LaPresse/Fabio Ferrari

Rep. scopre che la riforma Gelmini era buona

Redazione

Meglio tardi che mai. L’Università è diventata un posto migliore

Faceva impressione, per chi ricorda, leggere ieri Repubblica dar conto di un recentissimo studio secondo il quale la riforma Gelmini ha ridotto la piaga del nepotismo nelle università italiane. E fa impressione a chiunque abbia un po’ di memoria, chi ricorda cosa – e quanto – il giornale allora diretto da Ezio Mauro scriveva dell’ex ministro dell’Istruzione Mariastella Gelmini, esponente di un governo, quello di Berlusconi, tra il 2008 e il 2011, nei confronti del quale era evidentemente vietato l’uso delle sfumature. Era tutto un disastro.

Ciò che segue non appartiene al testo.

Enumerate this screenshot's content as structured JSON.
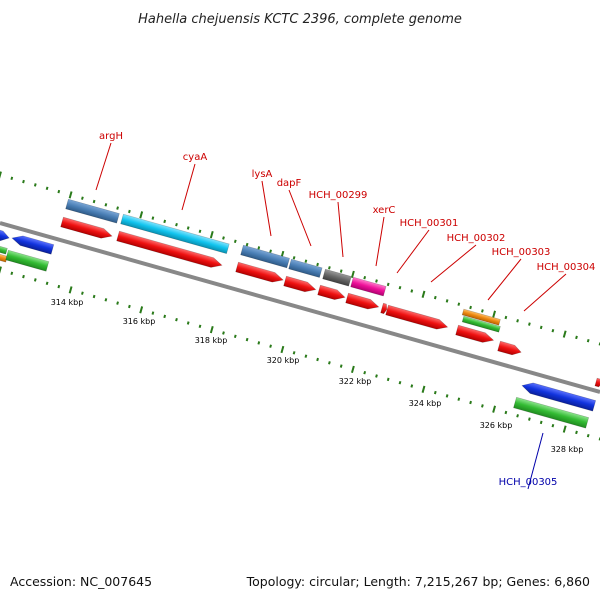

E il ministro dell’Istruzione, per Repubblica era l’incarnazione stessa di una filosofia liberista e autoritaria, approssimativa e pasticciona. Ebbene sono passati alcuni anni e adesso, alla distanza, scopriamo, e dalle stesse pagine di Repubblica che cita uno studio di Stefano Allesina e Jacopo Grilli dell’università di Chicago dal titolo “Nepotismo nei sistemi accademici”, quali sono stati invece gli effetti della riforma Gelmini sull’università: “La riforma è riuscita davvero ad abbassare le aliquote dei dipartimenti passati da padre in figlio negli atenei d’Italia”.

   

E certo la riforma Gelmini, come tutte le riforme, è perfettibile. Eppure è a questo vituperatissimo intervento legislativo che si deve la novità per noi sconvolgente che oggi in Italia, come da tempo avviene nel resto del mondo, è possibile avere un capo dipartimento di quarant’anni. E’ stata la riforma Gelmini a introdurre  l’abilitazione scientifica nazionale  per l’accesso alla cattedra. Ed è solo grazie a questo principio che oggi esistono criteri oggettivi per la valutazione del merito. Un meccanismo che sta mettendo fine alle baronie universitarie.